第50話:続くえにし

「……菫?」


 景色が夜に呑まれ、なにも見えなくなった。そしてゆっくりと、現実の視界が戻ってくる。そこには心配そうに覗き込む、雲の顔が。


「菫。大丈夫かい? しっかりおしよ、ねえ。戻ってきてるだろ、なんとか言っておくれよ」


 彼女の声は、しっかりと聞こえている。急かされるのも、雲の優しさだと理解出来る。だが、すぐに答える気にはなれない。


 すう。

 はあ。

 すう。

 はあ。

 己の息遣いが、耳障りだ。だがそれもすぐに、どうでもいいと思考から投げ出した。自身の母を死なせ、友を見殺しにし、安穏とこの祠へ居たを許せない。


 ――わたしって、どれほど馬鹿なんだろう。

 無様で、滑稽で、泣けてくる。だから大きく、息を吸い込んだ。祠じゅうの空気を独り占めにするつもりで。

 おかげで腹の底から迫り上がる涙を押さえ込めた。


「雲」

「あ、ああ。居るよ、アタシはここさ」


 彼女も失敗をするのだろうか。幻影を見せる術から帰って来ないのを、雲は心配したらしい。

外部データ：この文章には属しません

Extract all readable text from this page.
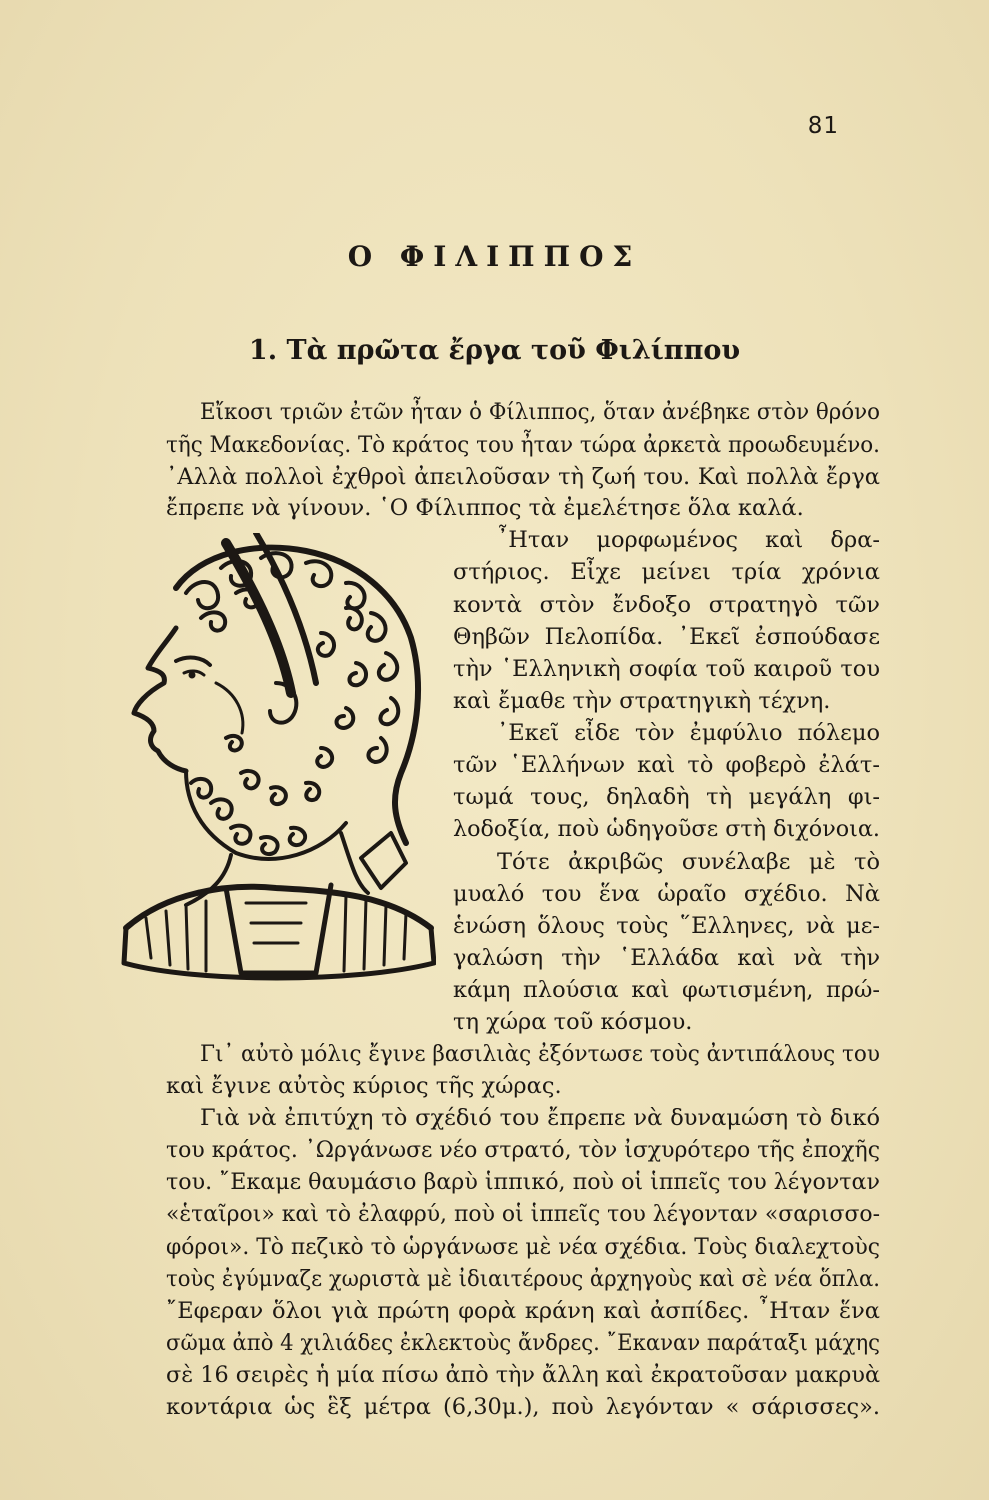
81
Ο ΦΙΛΙΠΠΟΣ
1. Τὰ πρῶτα ἔργα τοῦ Φιλίππου
Εἴκοσι τριῶν ἐτῶν ἦταν ὁ Φίλιππος, ὅταν ἀνέβηκε στὸν θρόνο
τῆς Μακεδονίας. Τὸ κράτος του ἦταν τώρα ἀρκετὰ προωδευμένο.
᾿Αλλὰ πολλοὶ ἐχθροὶ ἀπειλοῦσαν τὴ ζωή του. Καὶ πολλὰ ἔργα
ἔπρεπε νὰ γίνουν. ῾Ο Φίλιππος τὰ ἐμελέτησε ὅλα καλά.
῏Ηταν μορφωμένος καὶ δρα-
στήριος. Εἶχε μείνει τρία χρόνια
κοντὰ στὸν ἔνδοξο στρατηγὸ τῶν
Θηβῶν Πελοπίδα. ᾿Εκεῖ ἐσπούδασε
τὴν ῾Ελληνικὴ σοφία τοῦ καιροῦ του
καὶ ἔμαθε τὴν στρατηγικὴ τέχνη.
᾿Εκεῖ εἶδε τὸν ἐμφύλιο πόλεμο
τῶν ῾Ελλήνων καὶ τὸ φοβερὸ ἐλάτ-
τωμά τους, δηλαδὴ τὴ μεγάλη φι-
λοδοξία, ποὺ ὡδηγοῦσε στὴ διχόνοια.
Τότε ἀκριβῶς συνέλαβε μὲ τὸ
μυαλό του ἕνα ὡραῖο σχέδιο. Νὰ
ἑνώση ὅλους τοὺς ῞Ελληνες, νὰ με-
γαλώση τὴν ῾Ελλάδα καὶ νὰ τὴν
κάμη πλούσια καὶ φωτισμένη, πρώ-
τη χώρα τοῦ κόσμου.
Γι᾿ αὐτὸ μόλις ἔγινε βασιλιὰς ἐξόντωσε τοὺς ἀντιπάλους του
καὶ ἔγινε αὐτὸς κύριος τῆς χώρας.
Γιὰ νὰ ἐπιτύχη τὸ σχέδιό του ἔπρεπε νὰ δυναμώση τὸ δικό
του κράτος. ᾿Ωργάνωσε νέο στρατό, τὸν ἰσχυρότερο τῆς ἐποχῆς
του. ῎Εκαμε θαυμάσιο βαρὺ ἱππικό, ποὺ οἱ ἱππεῖς του λέγονταν
«ἑταῖροι» καὶ τὸ ἐλαφρύ, ποὺ οἱ ἱππεῖς του λέγονταν «σαρισσο-
φόροι». Τὸ πεζικὸ τὸ ὡργάνωσε μὲ νέα σχέδια. Τοὺς διαλεχτοὺς
τοὺς ἐγύμναζε χωριστὰ μὲ ἰδιαιτέρους ἀρχηγοὺς καὶ σὲ νέα ὅπλα.
῎Εφεραν ὅλοι γιὰ πρώτη φορὰ κράνη καὶ ἀσπίδες. ῏Ηταν ἕνα
σῶμα ἀπὸ 4 χιλιάδες ἐκλεκτοὺς ἄνδρες. ῎Εκαναν παράταξι μάχης
σὲ 16 σειρὲς ἡ μία πίσω ἀπὸ τὴν ἄλλη καὶ ἐκρατοῦσαν μακρυὰ
κοντάρια ὡς ἓξ μέτρα (6,30μ.), ποὺ λεγόνταν « σάρισσες».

 急な呼び声に声を詰まらせたが、手を振って答えてくれた。


「狗狼に。わたし、狗狼に聞かなきゃ」


 思えば最初に、雲は言っていた。分からないことは狗狼に聞けと。ここまでのこととは、彼女も知らなかったらしいが。


「うん、そうだね。あいつも部屋で待ってるよ」

「うん」


 余計なことを考えない。余計なことを話さない。今、雲と話せば頼ってしまう。

 ただ縁の奥を見据え、ゆっくりと立ち上がった。縁まで満たした盃から、一滴も溢さぬ心持ちで。


 しかし当てがわれた部屋を過ぎようとして思い出す。文机から、母の形見と知れた櫛を取った。


「狗狼。入るね」


 彼の部屋の前に立ち、障子戸越しに声をかける。三歩遅れて、雲も着いてきた。

 狗狼の返事はない。だが構わず、戸を開ける。狗神はいつもと同じに、真ん中より少し奥へ座った。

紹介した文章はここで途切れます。